Surgical care was not specifically defined in these two studies; therefore, source control of infection could not be compared. The lack of surgical intervention data is a potential confounding factor that could not be assessed in the outcome analysis. We admit it could be a factor, as there were more abscesses in the patients without vascular disease and more ulcers in the vascular-disease group. However, the distribution between treatment groups was similar for patients with and without vascular disease. Whether this diagnostic variation would produce a significant difference in source control between the groups is unknown. However, although source control clearly is an important issue for many infections, in cSSSIs, it probably is not as important as it is in organ-space infection such as in the abdominal cavity [23]. Source control for abscesses usually is fairly simple and effective. Source control for ulcerated lesions may not be a major issue, as the wound is open and, usually, draining already.

Vancomycin dosing was different in the most recent study (15 mg/kg every 12 h) [9] from that in the other study (1 g every 12 h) [10]. However, the clinical success rate in the most recent study (64.2%) [9] was similar to that in the other study (70.2%) [10]. Furthermore, in the most recent study [9], there was no correlation between vancomycin trough concentrations and clinical outcome or microbiologic outcome at EOS. These results are consistent with published findings [19,20]. We lacked a definitive diagnostic procedure for the classification of vascular disease and relied on the clinical assessment by the investigators at study enrollment based on checked boxes from the case report forms. Although there is a potential for selection bias, there were 63% and 41% of patients with a diagnosis of diabetes mellitus and coronary artery disease, respectively.

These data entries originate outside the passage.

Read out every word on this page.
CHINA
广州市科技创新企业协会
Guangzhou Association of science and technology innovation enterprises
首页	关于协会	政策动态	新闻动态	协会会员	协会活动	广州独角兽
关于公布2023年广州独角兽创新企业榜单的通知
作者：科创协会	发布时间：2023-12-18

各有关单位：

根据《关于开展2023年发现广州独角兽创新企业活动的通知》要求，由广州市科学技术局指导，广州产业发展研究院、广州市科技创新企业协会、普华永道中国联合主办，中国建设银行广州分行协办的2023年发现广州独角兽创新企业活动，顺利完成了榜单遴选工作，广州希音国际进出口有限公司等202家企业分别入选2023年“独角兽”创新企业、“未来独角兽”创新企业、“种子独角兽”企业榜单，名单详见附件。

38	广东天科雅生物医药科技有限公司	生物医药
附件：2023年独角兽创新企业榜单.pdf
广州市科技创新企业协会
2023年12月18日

In summary, in this pooled analysis of two randomized, controlled trials of patients with cSSSI caused by MRSA, clinical and microbiologic success rates were lower in patients with vascular disease than in those without vascular disease. The clinical success rates were similar for patients without vascular disease treated with either linezolid or vancomycin but were higher with linezolid treatment among patients with vascular disease. The demonstrated benefit of linezolid in this group of patients can guide physicians in their antimicrobial selection to optimize patient outcomes, thereby avoiding further complications such as IV catheter-site problems, renal impairment, and possibly amputation [16,21,22]. This analysis provides useful data on the treatment of lower-extremity cSSSI caused by MRSA based on the patient's vascular disease status.